1. Field of the Invention
This invention relates to a semiconductor diode laser array.
2. Description of the Related Art
The single element laser diode is an extremely attractive optical source due to the large number of advantages it offers. These advantages can include small size, rugged construction, high efficiency, direct current pumping capability and a potential for low manufacturing cost and integrability. The output power available from such a diode, however, is somewhat limited. If the output power could be improved it would enable the diode to be used in new applications where it could replace types of laser source that may lack some of these advantages.
Conventional laser diodes have active regions with a lateral width of a few microns. This ensures that the laser operates stably in a single spatial lateral optical mode. It might be possible to increase the potential optical power by having a wider active region but this usually leads to an unstable and filamentary lasing action with poor beam quality.
The resulting uneven distribution of the optical power also reduces the efficiency, and the high power capability is limited because local areas of high peak power can be present.
In attempts to increase the output power, various devices having more than one active stripe have been developed. If the distance between the array elements is large compared with the spot size for the individual elements there will be no coupling between the elements. This means that the output power will add incoherently and consequently the beam divergence will be identical to that of a single element.
To overcome these problems, the active stripes could be brought close together and phase-locked operation could be achieved. By these means, structures with a large number of active stripes have shown a power output of up to 2.6 watts and in a device with several groups of coupled stripes a power output of eleven watts has been achieved.
However, it is often observed that the beam quality of a laser array is significently inferior to that which would be expected from a coherent addition of the individual beams. Frequently, the far field consists of two lobes. The reason for this behaviour is that in many simple array structures there is no lateral waveguiding. The waveguiding is instead induced by the charge carriers, this is often called "gain guiding". Since there is a nonlinear interaction between the carrier density profile and the intensity distribution, spatial stability problems are very likely to occur. It appears now to be generally agreed that in order to achieve a single lobed diffraction limited far field it is necessary that some degree of lateral built-in waveguiding for each array element should be present. This may be achieved in a number of different ways.
It is observed that at high power even an index guided array may not have the desired single lobed far field. Instead, the array operates in a higher order mode in which adjacent array elements are 180.degree. out of phase, which gives rise to a twin lobed far field. In order to improve the beam quality it has been suggested that improved performance may be possible if there is a sufficient optical gain between the array elements.
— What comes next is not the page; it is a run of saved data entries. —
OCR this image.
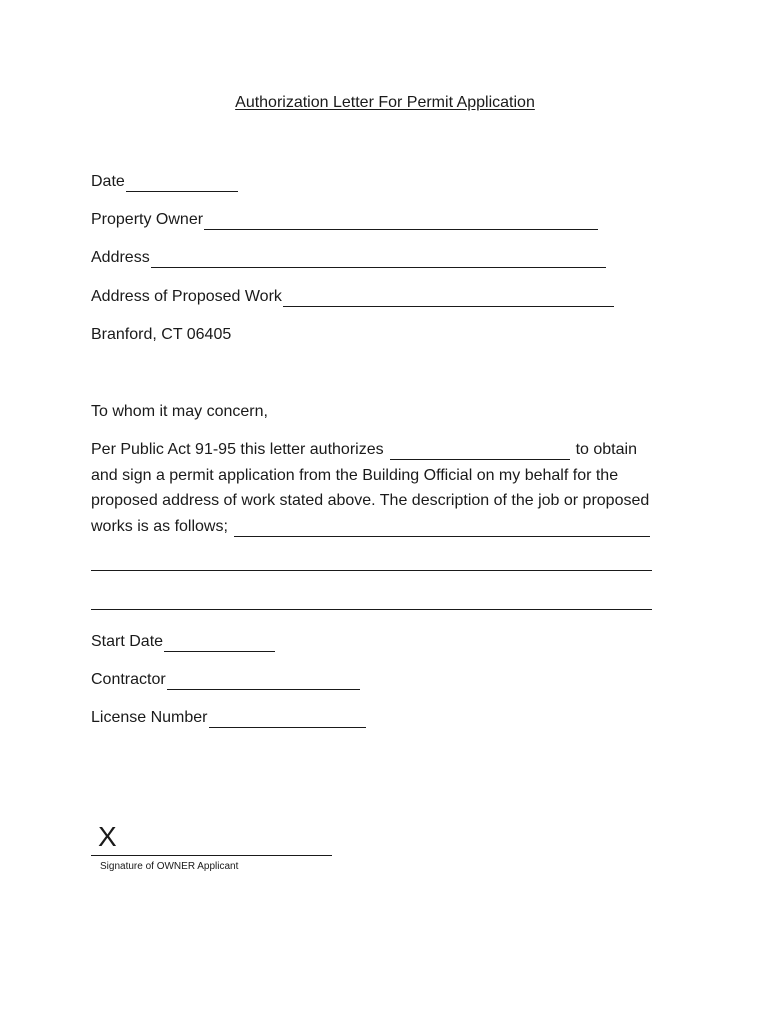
Authorization Letter For Permit Application
Date
Property Owner
Address
Address of Proposed Work
Branford, CT 06405
To whom it may concern,
Per Public Act 91-95 this letter authorizes	to obtain
and sign a permit application from the Building Official on my behalf for the
proposed address of work stated above. The description of the job or proposed
works is as follows;
Start Date
Contractor
License Number
X
Signature of OWNER Applicant
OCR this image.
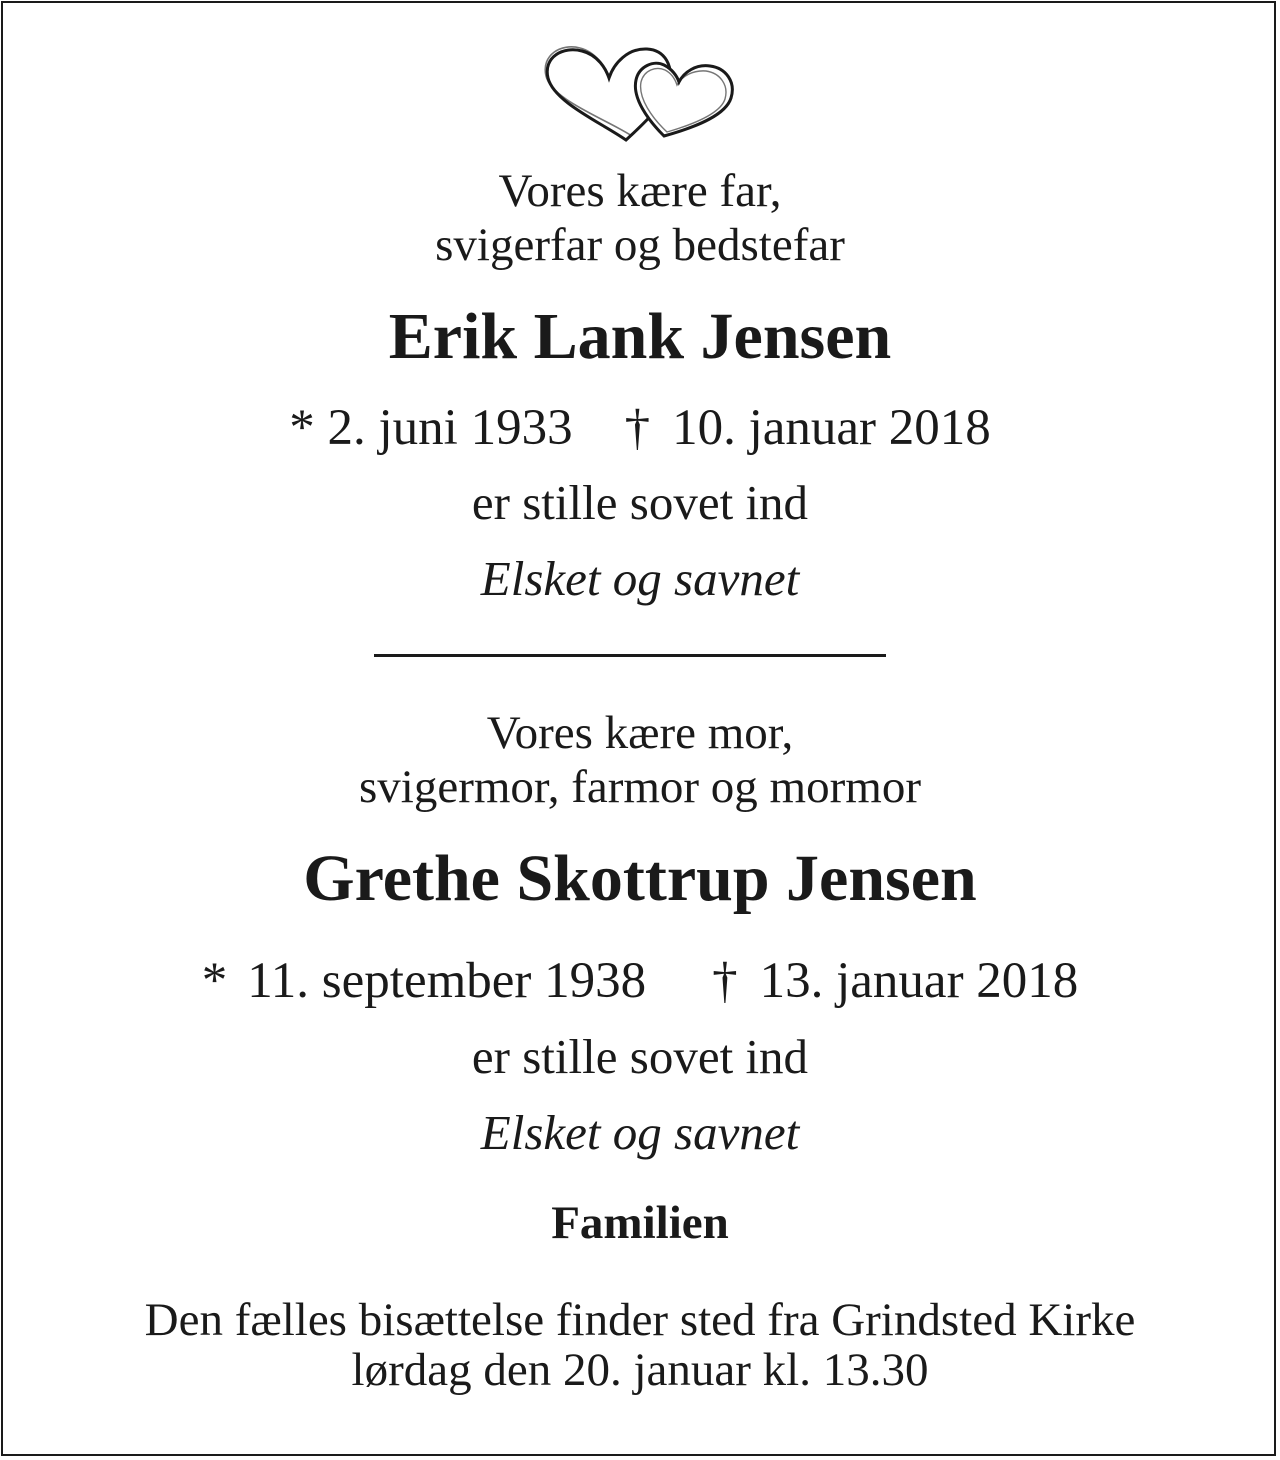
Vores kære far,
svigerfar og bedstefar
Erik Lank Jensen
* 2. juni 1933 † 10. januar 2018
er stille sovet ind
Elsket og savnet
Vores kære mor,
svigermor, farmor og mormor
Grethe Skottrup Jensen
* 11. september 1938 † 13. januar 2018
er stille sovet ind
Elsket og savnet
Familien
Den fælles bisættelse finder sted fra Grindsted Kirke
lørdag den 20. januar kl. 13.30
Another solution to the problem is to provide an array design with a high degree of uniformity as described in copending United Kingdom Patent Application Ser. No. 8628368, now published as application No. GB 2196788A, assigned to the same assignee as the present application. This discloses a laser array device having a spaced arrangement of laser elements positioned such that the optical field in one element partly overlaps that of a neighbouring element, in which the sum of the propagation constant and the coupling parameters to the neighbour elements equals the same value for all elements in the array. The propagation constant can be defined as the angular frequency of the light divided by the speed of light in the structure. The coupling parameter is a measure of the degree of overlap of the optical field in one element with that in a neighbouring element.
An alternative solution to the problem of providing a higher power output would be to use a surface emitting laser diode. Some examples of this construction use a tilted deflector or a grating to couple the optical power. In the last-mentioned construction, the emission occurs from a passive section, with the active region being placed away from the output coupling region. This implies that the output coupling occurs over a distance of the order of the coupling length of the grating, and the output power is only marginally increased by making the coupling region longer than the coupling length.